After the film, I was left with different emotions. In one hand, I was thinking of how secure I feel about my life, and how there is always a chance for a horrific incident that can ruin it all. One the other hand, I was thinking of the pshychological nature of serial killers and how many people would reach this stage and why?!

A few year ago, a trend arose in local weekly newspapers to cover up crime incidents in the kingdom. Shihan lead the way back then. It gained much popularity because of its crime coverage although it was more closer to a tabloid rather than to a credited source of information. There was no professionalism in reporting news, and stories were twisted and created in a way to gain more readers.

Abo Shakoosh (The hammer-er) was the first and only serial killer mentioned in the history of Jordan media. Shihan took charge of covering the crimes and rumors around him. I think that it was pharmacies that he mainly targeted, and then other stores. He used to use a hammer to smash his victims head. People were so freaked out back then. I, myself, used to fear about my father’s safety in his shop. That was new to us, and a sense of insecurity took over the entire country.

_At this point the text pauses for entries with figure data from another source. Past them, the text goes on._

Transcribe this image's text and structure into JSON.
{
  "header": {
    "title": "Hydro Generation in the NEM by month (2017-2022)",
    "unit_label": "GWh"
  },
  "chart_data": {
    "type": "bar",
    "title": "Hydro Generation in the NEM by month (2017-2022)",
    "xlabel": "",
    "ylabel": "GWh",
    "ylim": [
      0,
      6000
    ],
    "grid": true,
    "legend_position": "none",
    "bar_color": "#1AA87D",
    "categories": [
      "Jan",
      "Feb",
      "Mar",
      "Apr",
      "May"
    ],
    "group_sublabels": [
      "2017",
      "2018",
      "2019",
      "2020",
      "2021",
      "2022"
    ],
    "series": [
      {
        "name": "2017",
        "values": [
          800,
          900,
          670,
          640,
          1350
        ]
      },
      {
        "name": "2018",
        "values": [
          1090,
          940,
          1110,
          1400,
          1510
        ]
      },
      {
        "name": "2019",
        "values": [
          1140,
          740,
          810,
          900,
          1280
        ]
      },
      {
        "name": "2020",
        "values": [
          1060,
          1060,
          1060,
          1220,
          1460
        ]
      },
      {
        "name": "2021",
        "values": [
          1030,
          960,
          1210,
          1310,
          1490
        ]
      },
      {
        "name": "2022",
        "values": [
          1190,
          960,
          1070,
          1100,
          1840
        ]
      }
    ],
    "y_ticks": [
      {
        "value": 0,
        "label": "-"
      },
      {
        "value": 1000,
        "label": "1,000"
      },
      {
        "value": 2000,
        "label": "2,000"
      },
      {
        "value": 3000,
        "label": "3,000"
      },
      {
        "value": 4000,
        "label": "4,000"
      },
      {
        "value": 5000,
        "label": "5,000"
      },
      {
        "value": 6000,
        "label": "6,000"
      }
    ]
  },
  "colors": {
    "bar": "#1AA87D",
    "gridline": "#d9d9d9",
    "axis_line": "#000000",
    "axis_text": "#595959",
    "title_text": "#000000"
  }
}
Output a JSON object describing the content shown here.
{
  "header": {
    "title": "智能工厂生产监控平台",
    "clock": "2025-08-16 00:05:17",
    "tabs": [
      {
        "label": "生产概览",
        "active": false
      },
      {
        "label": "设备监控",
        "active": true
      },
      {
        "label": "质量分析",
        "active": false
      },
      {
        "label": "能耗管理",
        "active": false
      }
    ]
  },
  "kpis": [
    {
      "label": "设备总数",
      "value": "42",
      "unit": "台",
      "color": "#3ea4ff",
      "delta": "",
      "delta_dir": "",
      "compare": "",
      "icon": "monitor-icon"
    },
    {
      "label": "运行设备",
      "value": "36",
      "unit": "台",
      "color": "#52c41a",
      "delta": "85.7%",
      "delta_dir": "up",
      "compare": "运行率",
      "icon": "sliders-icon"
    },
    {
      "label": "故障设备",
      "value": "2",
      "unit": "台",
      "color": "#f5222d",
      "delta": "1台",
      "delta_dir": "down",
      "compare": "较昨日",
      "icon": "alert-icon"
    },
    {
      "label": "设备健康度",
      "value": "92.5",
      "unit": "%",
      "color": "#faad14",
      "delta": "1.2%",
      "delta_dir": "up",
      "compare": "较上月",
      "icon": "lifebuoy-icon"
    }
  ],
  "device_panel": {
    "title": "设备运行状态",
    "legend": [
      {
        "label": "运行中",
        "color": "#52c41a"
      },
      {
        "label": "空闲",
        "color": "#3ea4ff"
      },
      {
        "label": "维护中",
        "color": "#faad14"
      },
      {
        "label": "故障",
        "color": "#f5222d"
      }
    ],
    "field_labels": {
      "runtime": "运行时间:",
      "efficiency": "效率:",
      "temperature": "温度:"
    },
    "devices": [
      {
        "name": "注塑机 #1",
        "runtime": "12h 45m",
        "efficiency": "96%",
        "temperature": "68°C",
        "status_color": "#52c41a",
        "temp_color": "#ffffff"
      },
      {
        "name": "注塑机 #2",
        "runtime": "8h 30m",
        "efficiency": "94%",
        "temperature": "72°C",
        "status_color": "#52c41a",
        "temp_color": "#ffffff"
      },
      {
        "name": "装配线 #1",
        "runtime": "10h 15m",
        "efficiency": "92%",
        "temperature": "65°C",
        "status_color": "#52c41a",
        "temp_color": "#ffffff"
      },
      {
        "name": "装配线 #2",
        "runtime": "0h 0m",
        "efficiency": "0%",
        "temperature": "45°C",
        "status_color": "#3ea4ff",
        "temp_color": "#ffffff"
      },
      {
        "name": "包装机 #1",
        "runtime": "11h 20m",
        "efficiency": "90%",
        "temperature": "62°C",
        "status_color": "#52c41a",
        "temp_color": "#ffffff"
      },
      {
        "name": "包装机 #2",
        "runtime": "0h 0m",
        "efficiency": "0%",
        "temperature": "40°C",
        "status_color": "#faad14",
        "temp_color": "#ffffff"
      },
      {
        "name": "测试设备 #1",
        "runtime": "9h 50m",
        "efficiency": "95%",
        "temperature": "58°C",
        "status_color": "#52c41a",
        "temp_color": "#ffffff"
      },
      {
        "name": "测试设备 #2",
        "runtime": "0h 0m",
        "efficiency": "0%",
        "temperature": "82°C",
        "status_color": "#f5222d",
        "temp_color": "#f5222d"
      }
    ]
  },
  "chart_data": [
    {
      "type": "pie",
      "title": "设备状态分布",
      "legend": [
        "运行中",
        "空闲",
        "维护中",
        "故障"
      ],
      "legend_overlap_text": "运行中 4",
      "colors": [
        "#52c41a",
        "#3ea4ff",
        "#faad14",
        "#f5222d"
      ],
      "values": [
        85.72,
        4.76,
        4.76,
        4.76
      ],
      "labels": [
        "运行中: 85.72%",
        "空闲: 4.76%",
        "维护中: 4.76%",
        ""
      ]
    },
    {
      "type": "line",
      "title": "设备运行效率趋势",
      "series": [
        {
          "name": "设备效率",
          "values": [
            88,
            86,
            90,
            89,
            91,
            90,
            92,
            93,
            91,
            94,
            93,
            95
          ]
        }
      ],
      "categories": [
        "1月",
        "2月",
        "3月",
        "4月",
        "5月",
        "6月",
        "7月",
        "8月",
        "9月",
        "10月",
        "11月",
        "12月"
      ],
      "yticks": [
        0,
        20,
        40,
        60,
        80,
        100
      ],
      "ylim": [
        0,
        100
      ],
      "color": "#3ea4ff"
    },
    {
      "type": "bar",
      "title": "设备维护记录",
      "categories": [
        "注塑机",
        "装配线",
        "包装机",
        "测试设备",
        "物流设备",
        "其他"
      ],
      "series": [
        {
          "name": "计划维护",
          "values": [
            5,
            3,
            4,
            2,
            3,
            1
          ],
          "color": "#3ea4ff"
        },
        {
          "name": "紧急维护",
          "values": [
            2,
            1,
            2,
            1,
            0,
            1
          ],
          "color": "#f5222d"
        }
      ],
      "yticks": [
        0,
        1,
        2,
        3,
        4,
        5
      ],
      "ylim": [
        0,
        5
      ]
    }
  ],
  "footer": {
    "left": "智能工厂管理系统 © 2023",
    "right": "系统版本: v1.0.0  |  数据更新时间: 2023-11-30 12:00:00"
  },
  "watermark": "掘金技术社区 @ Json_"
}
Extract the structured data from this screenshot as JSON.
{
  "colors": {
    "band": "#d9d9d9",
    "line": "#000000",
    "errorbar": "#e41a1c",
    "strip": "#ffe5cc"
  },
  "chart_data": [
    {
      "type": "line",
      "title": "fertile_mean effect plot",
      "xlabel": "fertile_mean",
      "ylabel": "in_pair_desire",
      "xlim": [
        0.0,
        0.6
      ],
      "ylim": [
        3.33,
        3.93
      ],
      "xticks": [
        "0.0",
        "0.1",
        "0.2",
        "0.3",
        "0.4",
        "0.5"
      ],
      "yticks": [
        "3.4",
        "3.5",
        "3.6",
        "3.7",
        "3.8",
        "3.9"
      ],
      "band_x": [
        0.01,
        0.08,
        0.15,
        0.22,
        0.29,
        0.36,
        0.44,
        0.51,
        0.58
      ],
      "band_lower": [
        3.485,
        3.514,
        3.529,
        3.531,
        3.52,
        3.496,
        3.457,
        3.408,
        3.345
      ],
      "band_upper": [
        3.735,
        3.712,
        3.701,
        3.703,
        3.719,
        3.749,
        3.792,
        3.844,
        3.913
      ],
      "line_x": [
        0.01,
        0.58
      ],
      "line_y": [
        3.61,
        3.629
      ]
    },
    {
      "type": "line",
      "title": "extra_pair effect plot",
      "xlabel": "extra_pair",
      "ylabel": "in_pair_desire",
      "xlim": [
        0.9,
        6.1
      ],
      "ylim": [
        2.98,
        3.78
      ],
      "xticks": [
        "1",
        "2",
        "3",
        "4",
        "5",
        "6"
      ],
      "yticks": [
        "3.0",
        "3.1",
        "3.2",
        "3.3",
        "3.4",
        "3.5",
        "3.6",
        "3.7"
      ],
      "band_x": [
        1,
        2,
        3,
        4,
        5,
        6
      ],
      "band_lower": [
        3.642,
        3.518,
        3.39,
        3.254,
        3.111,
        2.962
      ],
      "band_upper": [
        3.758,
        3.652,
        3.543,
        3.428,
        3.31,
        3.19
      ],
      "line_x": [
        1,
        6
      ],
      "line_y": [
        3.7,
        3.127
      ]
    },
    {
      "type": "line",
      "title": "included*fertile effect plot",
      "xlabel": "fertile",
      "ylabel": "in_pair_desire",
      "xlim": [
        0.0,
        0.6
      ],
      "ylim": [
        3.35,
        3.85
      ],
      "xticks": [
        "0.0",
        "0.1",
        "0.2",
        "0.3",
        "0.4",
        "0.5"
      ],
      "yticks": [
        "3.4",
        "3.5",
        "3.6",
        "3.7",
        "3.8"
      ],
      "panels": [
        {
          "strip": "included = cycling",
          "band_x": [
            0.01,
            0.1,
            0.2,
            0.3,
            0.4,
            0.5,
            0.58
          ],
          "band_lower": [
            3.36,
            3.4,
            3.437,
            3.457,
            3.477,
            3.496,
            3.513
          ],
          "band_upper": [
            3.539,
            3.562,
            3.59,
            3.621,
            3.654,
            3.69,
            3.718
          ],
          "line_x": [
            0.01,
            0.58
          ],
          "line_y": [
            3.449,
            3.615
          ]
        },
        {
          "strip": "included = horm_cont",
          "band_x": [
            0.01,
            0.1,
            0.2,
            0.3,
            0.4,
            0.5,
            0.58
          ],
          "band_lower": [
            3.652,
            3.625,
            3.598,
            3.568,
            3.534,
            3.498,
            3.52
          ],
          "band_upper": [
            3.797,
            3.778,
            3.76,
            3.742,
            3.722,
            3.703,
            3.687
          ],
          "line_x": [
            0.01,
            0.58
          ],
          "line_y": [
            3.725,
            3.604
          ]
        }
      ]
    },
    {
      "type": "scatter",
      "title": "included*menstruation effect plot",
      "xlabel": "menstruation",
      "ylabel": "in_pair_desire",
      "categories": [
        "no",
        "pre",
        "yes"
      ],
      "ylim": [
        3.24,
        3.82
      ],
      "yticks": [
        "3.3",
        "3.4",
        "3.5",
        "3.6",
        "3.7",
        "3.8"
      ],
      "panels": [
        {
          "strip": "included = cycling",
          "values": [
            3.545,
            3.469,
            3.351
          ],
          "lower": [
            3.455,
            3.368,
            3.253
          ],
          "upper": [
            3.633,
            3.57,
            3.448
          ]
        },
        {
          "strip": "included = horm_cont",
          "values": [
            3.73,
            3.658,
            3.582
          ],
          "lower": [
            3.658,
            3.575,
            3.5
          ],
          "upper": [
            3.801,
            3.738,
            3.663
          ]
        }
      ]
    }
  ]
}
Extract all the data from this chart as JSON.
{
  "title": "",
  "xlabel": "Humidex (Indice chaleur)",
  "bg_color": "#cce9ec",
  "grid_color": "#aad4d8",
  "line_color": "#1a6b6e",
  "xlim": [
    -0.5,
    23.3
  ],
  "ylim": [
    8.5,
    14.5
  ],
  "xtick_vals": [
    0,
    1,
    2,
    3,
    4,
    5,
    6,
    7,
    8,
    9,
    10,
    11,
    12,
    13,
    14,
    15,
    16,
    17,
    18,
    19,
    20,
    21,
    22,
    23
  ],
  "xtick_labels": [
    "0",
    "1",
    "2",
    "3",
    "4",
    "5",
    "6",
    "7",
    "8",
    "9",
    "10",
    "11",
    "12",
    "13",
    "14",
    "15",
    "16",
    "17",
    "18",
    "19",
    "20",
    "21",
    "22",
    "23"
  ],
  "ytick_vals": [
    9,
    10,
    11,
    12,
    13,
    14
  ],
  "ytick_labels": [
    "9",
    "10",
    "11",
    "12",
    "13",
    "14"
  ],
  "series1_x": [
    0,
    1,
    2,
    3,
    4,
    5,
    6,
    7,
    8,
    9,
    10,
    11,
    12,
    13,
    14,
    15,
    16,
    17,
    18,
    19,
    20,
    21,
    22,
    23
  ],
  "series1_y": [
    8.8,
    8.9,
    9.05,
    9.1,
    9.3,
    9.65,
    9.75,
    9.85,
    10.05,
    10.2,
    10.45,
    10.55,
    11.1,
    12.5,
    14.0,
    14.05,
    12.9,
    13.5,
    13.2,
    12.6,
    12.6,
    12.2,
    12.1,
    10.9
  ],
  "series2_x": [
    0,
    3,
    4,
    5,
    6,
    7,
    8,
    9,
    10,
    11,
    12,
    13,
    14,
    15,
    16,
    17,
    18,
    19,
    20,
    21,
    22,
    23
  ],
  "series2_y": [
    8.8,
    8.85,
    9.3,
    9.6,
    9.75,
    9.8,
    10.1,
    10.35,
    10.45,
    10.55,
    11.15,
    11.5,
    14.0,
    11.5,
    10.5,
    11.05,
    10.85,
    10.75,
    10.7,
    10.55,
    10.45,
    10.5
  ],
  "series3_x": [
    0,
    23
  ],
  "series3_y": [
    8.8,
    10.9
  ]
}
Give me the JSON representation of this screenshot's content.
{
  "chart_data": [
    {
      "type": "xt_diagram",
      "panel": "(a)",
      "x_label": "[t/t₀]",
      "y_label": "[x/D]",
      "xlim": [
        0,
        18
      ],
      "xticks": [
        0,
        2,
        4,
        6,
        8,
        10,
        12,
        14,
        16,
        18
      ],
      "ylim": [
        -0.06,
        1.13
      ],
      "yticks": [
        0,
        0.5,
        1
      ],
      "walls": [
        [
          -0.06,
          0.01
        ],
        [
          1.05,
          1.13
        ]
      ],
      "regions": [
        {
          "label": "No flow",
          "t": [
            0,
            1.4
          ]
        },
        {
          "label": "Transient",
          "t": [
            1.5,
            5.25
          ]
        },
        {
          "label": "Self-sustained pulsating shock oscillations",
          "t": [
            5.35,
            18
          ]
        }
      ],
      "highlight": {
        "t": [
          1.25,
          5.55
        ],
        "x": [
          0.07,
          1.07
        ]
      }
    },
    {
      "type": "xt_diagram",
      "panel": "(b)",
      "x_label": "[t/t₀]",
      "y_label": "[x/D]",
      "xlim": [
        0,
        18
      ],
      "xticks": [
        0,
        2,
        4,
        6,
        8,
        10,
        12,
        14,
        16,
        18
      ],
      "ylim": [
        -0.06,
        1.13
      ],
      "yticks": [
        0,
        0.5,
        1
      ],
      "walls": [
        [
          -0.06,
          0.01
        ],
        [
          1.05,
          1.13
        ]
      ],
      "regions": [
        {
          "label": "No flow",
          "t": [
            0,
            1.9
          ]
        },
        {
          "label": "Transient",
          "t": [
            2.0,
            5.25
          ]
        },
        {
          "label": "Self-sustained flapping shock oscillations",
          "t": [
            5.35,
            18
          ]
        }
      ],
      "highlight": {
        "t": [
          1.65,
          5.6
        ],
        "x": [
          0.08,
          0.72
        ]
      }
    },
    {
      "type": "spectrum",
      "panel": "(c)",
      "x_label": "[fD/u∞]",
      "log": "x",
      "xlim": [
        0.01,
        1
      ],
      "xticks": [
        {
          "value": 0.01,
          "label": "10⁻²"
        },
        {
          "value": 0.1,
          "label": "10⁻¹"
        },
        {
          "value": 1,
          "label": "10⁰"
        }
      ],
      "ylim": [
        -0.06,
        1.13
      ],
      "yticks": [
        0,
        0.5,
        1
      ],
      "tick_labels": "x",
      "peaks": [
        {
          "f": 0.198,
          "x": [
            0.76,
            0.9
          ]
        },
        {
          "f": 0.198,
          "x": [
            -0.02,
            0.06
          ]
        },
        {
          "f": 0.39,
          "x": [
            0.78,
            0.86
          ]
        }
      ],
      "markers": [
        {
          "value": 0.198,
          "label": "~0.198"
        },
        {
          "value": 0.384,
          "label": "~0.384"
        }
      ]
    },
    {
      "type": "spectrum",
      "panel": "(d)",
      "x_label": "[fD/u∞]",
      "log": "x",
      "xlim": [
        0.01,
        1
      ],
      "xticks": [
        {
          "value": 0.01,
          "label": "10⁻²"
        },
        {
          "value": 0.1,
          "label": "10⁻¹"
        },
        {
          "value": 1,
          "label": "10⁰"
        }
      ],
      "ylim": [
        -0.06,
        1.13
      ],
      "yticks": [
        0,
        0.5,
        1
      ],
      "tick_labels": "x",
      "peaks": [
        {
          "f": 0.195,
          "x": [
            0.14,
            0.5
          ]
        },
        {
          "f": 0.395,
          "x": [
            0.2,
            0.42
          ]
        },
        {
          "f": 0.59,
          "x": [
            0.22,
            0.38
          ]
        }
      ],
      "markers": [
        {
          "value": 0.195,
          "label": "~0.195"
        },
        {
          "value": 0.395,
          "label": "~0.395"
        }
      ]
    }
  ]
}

A few months later, the police claimed to caught the guy. A lot of people didn’t believe it for sometime and kept being weary. A few years later, Shihan and such weekly newspaper lost their popularity. Crimes were no longer exaggerated and people re-gained their sense of security.

I think that Abo Shakoosh was sentenced to a death penalty.

Serial killers pushed me to face a moral delimma in my views of life. While I am so much aware of the horrofic nature of their acts, I don’t like to demonize people. One has to be too damaged to get that far of killing several people and get pleasure out of it. I went over Serial Killers page on wickipedia. Serial killers seem to lack the feeling of empathy and guilt. Why is that? Is it something that they acquire because of some hardships they faced in their lives? or is it part of their natural genetic inheritance? How much of a free will is there for people committing such horrible acts?

Is death penalty a fair sentence over serial killers? or is it a kind of lack of empathy from us towards some people who don’t know how to stop killing other people?!! I would prefer a life imprisonment where they would be prevented from killing others.